Edmond retorna para casa para compartilhar a notícia com sua noiva, Mercédès Herrera, e seu primo, Fernand de Morcerf, que nutre sentimentos por ela. Edmond pede a Fernand que seja seu padrinho de casamento. No entanto, no dia do casamento, Edmond é preso e acusado de ser bonapartista. Levado perante Gérard de Villefort, promotor adjunto de Marselha, Edmond mantém sua inocência, levando Villefort a considerar sua libertação. Contudo, Edmond revela que sabe a identidade de Angèle. Villefort o detém novamente enquanto interroga Danglars e Fernand.

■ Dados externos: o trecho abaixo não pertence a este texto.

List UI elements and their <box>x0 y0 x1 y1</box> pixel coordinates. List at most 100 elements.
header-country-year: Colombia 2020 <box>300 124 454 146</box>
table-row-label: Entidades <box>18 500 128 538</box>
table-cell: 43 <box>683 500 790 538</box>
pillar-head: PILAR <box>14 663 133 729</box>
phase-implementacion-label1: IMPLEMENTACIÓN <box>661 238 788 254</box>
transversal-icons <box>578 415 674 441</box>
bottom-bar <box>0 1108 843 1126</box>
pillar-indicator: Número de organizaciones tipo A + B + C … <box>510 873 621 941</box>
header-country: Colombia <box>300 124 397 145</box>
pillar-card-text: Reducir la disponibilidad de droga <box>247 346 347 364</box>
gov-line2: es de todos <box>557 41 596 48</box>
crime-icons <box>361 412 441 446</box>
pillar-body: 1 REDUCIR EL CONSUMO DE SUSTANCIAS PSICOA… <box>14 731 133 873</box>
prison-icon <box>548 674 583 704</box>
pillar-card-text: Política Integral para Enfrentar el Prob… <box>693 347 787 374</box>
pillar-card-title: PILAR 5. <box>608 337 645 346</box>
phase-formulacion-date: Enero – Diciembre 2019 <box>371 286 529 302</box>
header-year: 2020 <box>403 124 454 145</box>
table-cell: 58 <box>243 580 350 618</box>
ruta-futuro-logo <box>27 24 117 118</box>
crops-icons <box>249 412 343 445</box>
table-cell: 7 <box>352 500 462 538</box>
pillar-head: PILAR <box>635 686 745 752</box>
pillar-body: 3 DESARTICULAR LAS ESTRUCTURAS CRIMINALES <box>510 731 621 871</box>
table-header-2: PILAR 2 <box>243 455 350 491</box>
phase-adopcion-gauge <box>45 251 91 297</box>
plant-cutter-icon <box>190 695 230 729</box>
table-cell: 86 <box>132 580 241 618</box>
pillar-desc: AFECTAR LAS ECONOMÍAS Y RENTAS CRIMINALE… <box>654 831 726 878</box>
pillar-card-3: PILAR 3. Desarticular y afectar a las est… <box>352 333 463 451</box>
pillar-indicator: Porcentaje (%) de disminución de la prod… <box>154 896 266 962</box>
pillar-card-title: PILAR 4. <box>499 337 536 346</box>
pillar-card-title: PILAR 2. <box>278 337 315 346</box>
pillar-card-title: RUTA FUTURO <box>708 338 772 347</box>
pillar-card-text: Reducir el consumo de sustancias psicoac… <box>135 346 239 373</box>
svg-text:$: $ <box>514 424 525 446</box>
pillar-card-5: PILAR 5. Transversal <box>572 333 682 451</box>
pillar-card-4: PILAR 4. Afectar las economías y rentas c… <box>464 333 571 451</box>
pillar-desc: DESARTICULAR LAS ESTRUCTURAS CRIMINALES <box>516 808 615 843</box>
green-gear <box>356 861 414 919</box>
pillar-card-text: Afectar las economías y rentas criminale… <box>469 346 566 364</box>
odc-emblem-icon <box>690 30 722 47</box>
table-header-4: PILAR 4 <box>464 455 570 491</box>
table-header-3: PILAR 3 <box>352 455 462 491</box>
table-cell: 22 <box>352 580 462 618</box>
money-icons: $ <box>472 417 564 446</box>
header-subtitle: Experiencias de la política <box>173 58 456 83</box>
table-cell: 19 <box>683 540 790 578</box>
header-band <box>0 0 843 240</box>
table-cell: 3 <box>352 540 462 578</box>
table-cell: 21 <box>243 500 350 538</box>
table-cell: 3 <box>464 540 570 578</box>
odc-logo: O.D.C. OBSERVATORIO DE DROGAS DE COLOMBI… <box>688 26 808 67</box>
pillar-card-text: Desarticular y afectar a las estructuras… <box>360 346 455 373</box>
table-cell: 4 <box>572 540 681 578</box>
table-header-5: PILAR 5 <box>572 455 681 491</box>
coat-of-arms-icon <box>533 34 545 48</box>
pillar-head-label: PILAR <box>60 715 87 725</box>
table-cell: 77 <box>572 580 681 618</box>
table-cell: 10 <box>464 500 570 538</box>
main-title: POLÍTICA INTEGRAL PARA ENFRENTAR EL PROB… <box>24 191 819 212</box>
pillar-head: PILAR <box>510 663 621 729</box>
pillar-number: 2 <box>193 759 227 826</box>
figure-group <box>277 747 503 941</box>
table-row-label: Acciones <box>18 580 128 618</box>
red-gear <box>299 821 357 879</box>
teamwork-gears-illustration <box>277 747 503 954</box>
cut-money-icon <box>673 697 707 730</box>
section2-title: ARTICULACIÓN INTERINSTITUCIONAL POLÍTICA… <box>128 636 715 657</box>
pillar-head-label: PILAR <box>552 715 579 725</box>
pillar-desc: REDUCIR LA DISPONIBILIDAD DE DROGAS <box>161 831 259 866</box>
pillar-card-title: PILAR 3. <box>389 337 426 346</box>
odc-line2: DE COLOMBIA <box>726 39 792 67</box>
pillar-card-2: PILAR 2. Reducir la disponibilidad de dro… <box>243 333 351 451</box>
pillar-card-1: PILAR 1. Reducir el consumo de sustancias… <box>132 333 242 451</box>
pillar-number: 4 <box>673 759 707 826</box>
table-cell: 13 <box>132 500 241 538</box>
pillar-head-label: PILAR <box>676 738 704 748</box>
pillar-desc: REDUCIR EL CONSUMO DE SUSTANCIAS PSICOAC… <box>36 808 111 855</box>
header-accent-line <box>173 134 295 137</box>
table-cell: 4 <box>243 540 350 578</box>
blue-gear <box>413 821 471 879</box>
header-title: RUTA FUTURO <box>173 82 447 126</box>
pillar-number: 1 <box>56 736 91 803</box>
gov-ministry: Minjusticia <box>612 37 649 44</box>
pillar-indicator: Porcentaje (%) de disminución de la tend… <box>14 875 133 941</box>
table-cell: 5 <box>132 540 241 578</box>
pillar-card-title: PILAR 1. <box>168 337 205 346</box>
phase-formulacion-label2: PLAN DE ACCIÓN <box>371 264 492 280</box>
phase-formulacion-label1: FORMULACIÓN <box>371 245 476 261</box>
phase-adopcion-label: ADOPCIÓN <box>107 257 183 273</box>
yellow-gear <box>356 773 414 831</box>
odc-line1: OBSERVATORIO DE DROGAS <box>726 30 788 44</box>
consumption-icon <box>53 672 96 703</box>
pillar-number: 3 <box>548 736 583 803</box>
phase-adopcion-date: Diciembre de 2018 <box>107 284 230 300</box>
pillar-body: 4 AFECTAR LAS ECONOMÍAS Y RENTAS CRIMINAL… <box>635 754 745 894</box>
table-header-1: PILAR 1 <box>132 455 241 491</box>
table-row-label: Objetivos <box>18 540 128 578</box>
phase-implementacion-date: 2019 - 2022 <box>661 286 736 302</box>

Villefort conspira com Danglars e Fernand para garantir a prisão de Edmond. Angèle, irmã de Villefort, exige a libertação de Edmond e ameaça expor o caso de Villefort com a esposa de Danglars. Para silenciá-la, Villefort convence Danglars a eliminar Angèle. Edmond é preso no Château d'If, onde conhece o colega de cela, o Abade Faria, que o educa em línguas, ciências e cultura durante oito anos. Faria também revela a localização de um vasto tesouro na ilha de Monte Cristo. Antes da fuga planejada, Faria é fatalmente ferido pelo desabamento de um túnel. Edmond leva o corpo de Faria para sua cela, esconde-se no saco funerário em seu lugar e, após ser jogado ao mar, escapa e nada até a liberdade.
De volta a Marselha, Edmond descobre que seu pai morreu e que Mercédès se casou com Fernand e se mudou para Paris. Edmond viaja para Monte Cristo, onde encontra o tesouro escondido. Um ano depois, ele ressurge como o Conde de Monte Cristo, sedento por vingança. Ele encontra Angèle, vendida por Danglars para a prostituição, agora à beira da morte. Ela revela que certa vez tentou expor os crimes de Villefort, incluindo sua tentativa de enterrar vivo seu filho ilegítimo, André. Angèle resgatou André, colocando-o em um orfanato. Edmond toma André sob sua proteção, renomeando-o Príncipe Andrea Cavalcanti, e o torna uma peça-chave em seus planos.
Enquanto Haydée e Albert planejam partir, são confrontados pelo Conde, que exige que Haydée revele a verdade sobre a traição do pai de Albert contra seu próprio pai, Ali Pasha de Janina. Enfurecido, Albert desafia o Conde para um duelo. Mercédès confronta Edmond, implorando pela vida de seu filho Albert. Edmond concorda em poupar Albert, encerrando o duelo sem derramamento de sangue. Ele encoraja Haydée e Albert a encontrarem a felicidade juntos. Mercédès abandona Fernand, que confronta Edmond em desespero. Os dois duelam, com Edmond saindo vitorioso. Recusando-se a matar Fernand, Edmond o deixa para viver com sua desgraça e perdas.
Edmond deixa sua propriedade, embarcando em uma vida de viagens. Em uma carta final para Mercédès, ele escreve: "Toda a sabedoria humana está contida nestas duas palavras: 'Esperar e ter esperança'."